Тишина продержалась недолго. Кому-то не спалось.
– Саня, не спишь? Слышу, возишься, значит, не спишь, – негромко сказал Иван.
– Не успел ещё заснуть. Впечатлений много, разве уснёшь быстро. Думаю о том, о сём,.. – отозвался Сан Саныч.
Иван, обрадовавшись, что друг ещё бодрствует, мечтательно проговорил:
– Звёзды-то как сияют. Давно я неба такого звёздного не видел. Как-то не приглядывался. Ты когда-нибудь загадывал желание на падающую звезду? Успевал? У меня ни разу не получалось, сколько ни пробовал. Не успевал. Слишком быстро они падают. Да и желаний много, – пока думаешь, она уже пролетает…
– Да, интересно. Бывало, загадывал как-то давно, наверное, ещё в школе учился. А, ещё когда в колхозе на картошке были. Выдалось там пару таких ночей, гуляли мы с девчонками, помнится. Нужно ожидать и заранее придумать это желание, тогда и успеешь. Вот тогда я успел загадать, потому что кто-то предложил, и все стали ожидать падающих звёзд. Только не помню – что я загадал? Сразу забывается. Вообще про это забываешь. Потому что игра это всё, как-то не серьёзно. И не знаешь потом: сбылось оно или не сбылось,.. – с лёгкой грустью произнёс Сан Саныч.
Через минуту спросил, шутя:
– А тебе что, звёзды спать мешают? Да, вроде уже не ярко светят – утро близится. А их не выключишь, как лампочки в доме.
– Да, казалось, что усну мгновенно, всё-таки притомился в разговорах, – ответил Иван. – Давно так долго не говорил, отвык… Звёзды не светом своим мешают, они на мысли разные наводят. Когда на них смотришь, почему-то о чём-то далёком начинаешь думать, о высоких материях. Или воспоминания накатывают, вот и не спится. А ты чего не спишь?
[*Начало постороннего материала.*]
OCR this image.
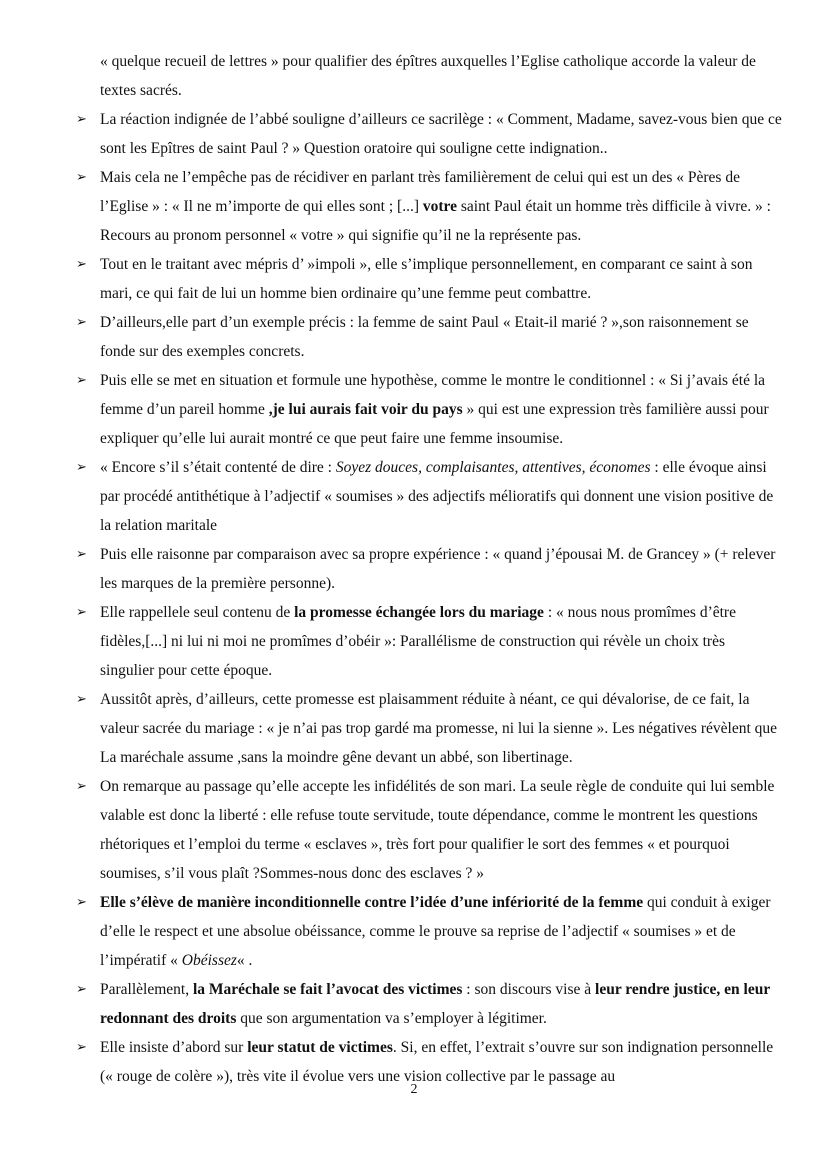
« quelque recueil de lettres » pour qualifier des épîtres auxquelles l’Eglise catholique accorde la valeur de textes sacrés.

➢ La réaction indignée de l’abbé souligne d’ailleurs ce sacrilège : « Comment, Madame, savez-vous bien que ce sont les Epîtres de saint Paul ? » Question oratoire qui souligne cette indignation..
➢ Mais cela ne l’empêche pas de récidiver en parlant très familièrement de celui qui est un des « Pères de l’Eglise » : « Il ne m’importe de qui elles sont ; [...] votre saint Paul était un homme très difficile à vivre. » : Recours au pronom personnel « votre » qui signifie qu’il ne la représente pas.
➢ Tout en le traitant avec mépris d’ »impoli », elle s’implique personnellement, en comparant ce saint à son mari, ce qui fait de lui un homme bien ordinaire qu’une femme peut combattre.
➢ D’ailleurs,elle part d’un exemple précis : la femme de saint Paul « Etait-il marié ? »,son raisonnement se fonde sur des exemples concrets.
➢ Puis elle se met en situation et formule une hypothèse, comme le montre le conditionnel : « Si j’avais été la femme d’un pareil homme ,je lui aurais fait voir du pays » qui est une expression très familière aussi pour expliquer qu’elle lui aurait montré ce que peut faire une femme insoumise.
➢ « Encore s’il s’était contenté de dire : Soyez douces, complaisantes, attentives, économes : elle évoque ainsi par procédé antithétique à l’adjectif « soumises » des adjectifs mélioratifs qui donnent une vision positive de la relation maritale
➢ Puis elle raisonne par comparaison avec sa propre expérience : « quand j’épousai M. de Grancey » (+ relever les marques de la première personne).
➢ Elle rappellele seul contenu de la promesse échangée lors du mariage : « nous nous promîmes d’être fidèles,[...] ni lui ni moi ne promîmes d’obéir »: Parallélisme de construction qui révèle un choix très singulier pour cette époque.
➢ Aussitôt après, d’ailleurs, cette promesse est plaisamment réduite à néant, ce qui dévalorise, de ce fait, la valeur sacrée du mariage : « je n’ai pas trop gardé ma promesse, ni lui la sienne ». Les négatives révèlent que La maréchale assume ,sans la moindre gêne devant un abbé, son libertinage.
➢ On remarque au passage qu’elle accepte les infidélités de son mari. La seule règle de conduite qui lui semble valable est donc la liberté : elle refuse toute servitude, toute dépendance, comme le montrent les questions rhétoriques et l’emploi du terme « esclaves », très fort pour qualifier le sort des femmes « et pourquoi soumises, s’il vous plaît ?Sommes-nous donc des esclaves ? »
➢ Elle s’élève de manière inconditionnelle contre l’idée d’une infériorité de la femme qui conduit à exiger d’elle le respect et une absolue obéissance, comme le prouve sa reprise de l’adjectif « soumises » et de l’impératif « Obéissez« .
➢ Parallèlement, la Maréchale se fait l’avocat des victimes : son discours vise à leur rendre justice, en leur redonnant des droits que son argumentation va s’employer à légitimer.
➢ Elle insiste d’abord sur leur statut de victimes. Si, en effet, l’extrait s’ouvre sur son indignation personnelle (« rouge de colère »), très vite il évolue vers une vision collective par le passage au
2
– Я вот думаю, чудно как-то получается. Лежим мы тут на камнях, в тумане у костра, и балдеем, всем довольные. Счастливые! А, что, разве дома, на перине хуже? Тепло, костёр не надо жечь. Лёг и храпи на здоровье до утра без забот, да ещё с женой в обнимку. Нет, нам здесь больше в кайф. Мы здесь ищем счастье. Как ты думаешь, это нормально? Знала бы моя мама, где я сейчас сплю. Темнота, глаз выколи, тайга кругом, – медведи, волки там бродят. Если ей всё это представить – с ума сойдёт. До сих пор она меня понять не может, что я за работу такую выбрал. Она говорит: это не работа – в лесу скитаться. Неухоженный, голодный. Спрашивает, где вы там спите, как питаетесь. Не мог, мол, ты, Сашка, на инженера выучиться, механика ли? Работал бы в городе, жил бы в нормальной квартире. Зарплату бы всегда вовремя получал. А там как вы её зарабатывать-то будете? – спрашивает. Разных зверюшек там настреляете, и за это вам деньги платят? Чудно ей, не может понять нашу работу.
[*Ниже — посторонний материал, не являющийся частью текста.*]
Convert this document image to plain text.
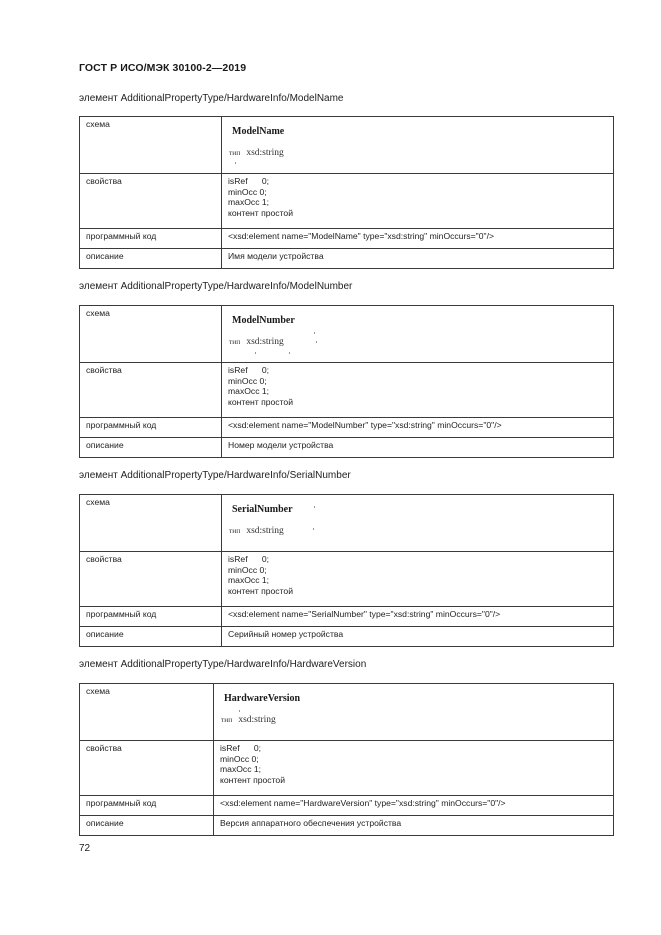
ГОСТ Р ИСО/МЭК 30100-2—2019
элемент AdditionalPropertyType/HardwareInfo/ModelName
схема	ModelName
тип xsd:string

свойства	isRef      0;
minOcc 0;
maxOcc 1;
контент простой

программный код	<xsd:element name="ModelName" type="xsd:string" minOccurs="0"/>
описание	Имя модели устройства
элемент AdditionalPropertyType/HardwareInfo/ModelNumber
схема	ModelNumber
тип xsd:string

свойства	isRef      0;
minOcc 0;
maxOcc 1;
контент простой

программный код	<xsd:element name="ModelNumber" type="xsd:string" minOccurs="0"/>
описание	Номер модели устройства
элемент AdditionalPropertyType/HardwareInfo/SerialNumber
схема	SerialNumber
тип xsd:string

свойства	isRef      0;
minOcc 0;
maxOcc 1;
контент простой

программный код	<xsd:element name="SerialNumber" type="xsd:string" minOccurs="0"/>
описание	Серийный номер устройства
элемент AdditionalPropertyType/HardwareInfo/HardwareVersion
схема	HardwareVersion
тип xsd:string

свойства	isRef      0;
minOcc 0;
maxOcc 1;
контент простой

программный код	<xsd:element name="HardwareVersion" type="xsd:string" minOccurs="0"/>
описание	Версия аппаратного обеспечения устройства
72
Долго говорил в ночи Сан Саныч, вспоминая материнскую заботу о нём и тревогу. В тихом его говорке слышалось волнение. Несколько раз он прерывался, глубоко вздыхал, будто ему не хватало воздуха.
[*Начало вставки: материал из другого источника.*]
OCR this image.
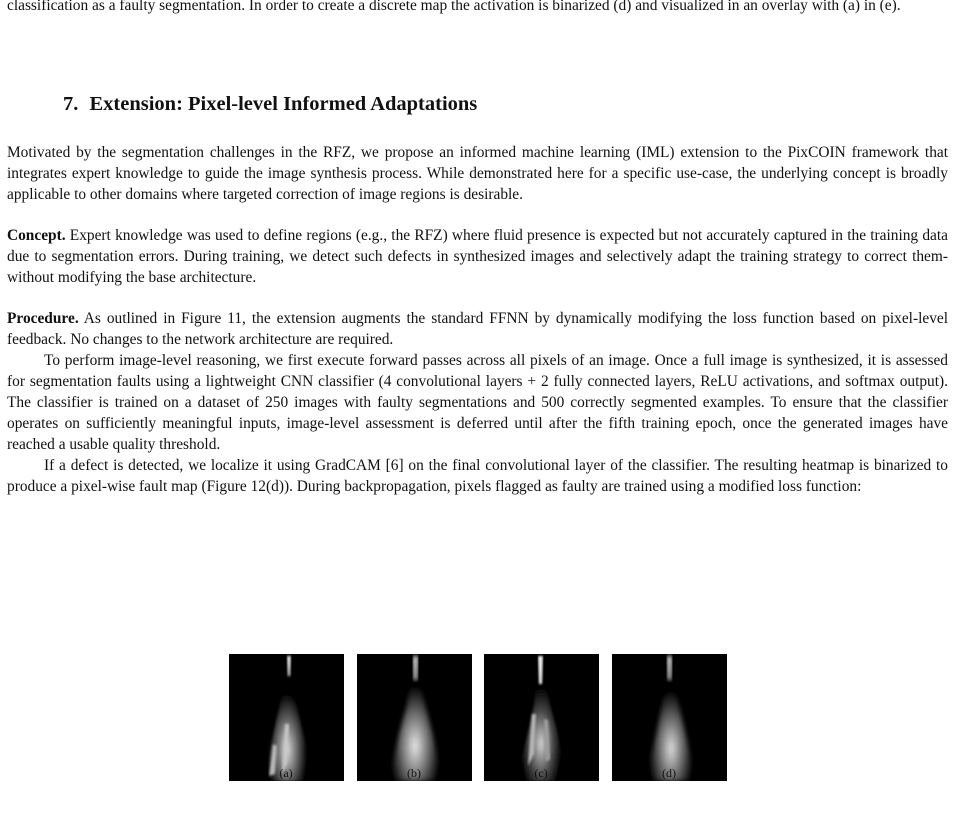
classification as a faulty segmentation. In order to create a discrete map the activation is binarized (d) and visualized in an overlay with (a) in (e).

7. Extension: Pixel-level Informed Adaptations

Motivated by the segmentation challenges in the RFZ, we propose an informed machine learning (IML) extension to the PixCOIN framework that integrates expert knowledge to guide the image synthesis process. While demonstrated here for a specific use-case, the underlying concept is broadly applicable to other domains where targeted correction of image regions is desirable.

Concept. Expert knowledge was used to define regions (e.g., the RFZ) where fluid presence is expected but not accurately captured in the training data due to segmentation errors. During training, we detect such defects in synthesized images and selectively adapt the training strategy to correct them-without modifying the base architecture.

Procedure. As outlined in Figure 11, the extension augments the standard FFNN by dynamically modifying the loss function based on pixel-level feedback. No changes to the network architecture are required.

To perform image-level reasoning, we first execute forward passes across all pixels of an image. Once a full image is synthesized, it is assessed for segmentation faults using a lightweight CNN classifier (4 convolutional layers + 2 fully connected layers, ReLU activations, and softmax output). The classifier is trained on a dataset of 250 images with faulty segmentations and 500 correctly segmented examples. To ensure that the classifier operates on sufficiently meaningful inputs, image-level assessment is deferred until after the fifth training epoch, once the generated images have reached a usable quality threshold.

If a defect is detected, we localize it using GradCAM [6] on the final convolutional layer of the classifier. The resulting heatmap is binarized to produce a pixel-wise fault map (Figure 12(d)). During backpropagation, pixels flagged as faulty are trained using a modified loss function:

(a)	(b)	(c)	(d)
Иван слушал и понимал, что им обоим было жалко своих матерей. Такова уж доля материнская – страдать за своих детей. Его мама ничем в этом не отличалась, она так же сокрушалась неустроенностью быта своего сына, так же не раз выпытывала у него о работе. Так же тяжело вздыхала, несмотря на все его ухищрения успокоить её. Все они похожи в этом – пока своими глазами не увидят, что всё у детей хорошо, не успокоятся. Он мечтал, что когда-нибудь привезёт её сюда и покажет, как они живут, что страшного в этой тайге ничего нет. Он верил, что пройдёт немного времени, и ему будет что показать своей маме: свой дом, своих друзей и соседей, рассказать о работе. А ещё и свою семью. А она будет обязательно, только нужно немного подождать.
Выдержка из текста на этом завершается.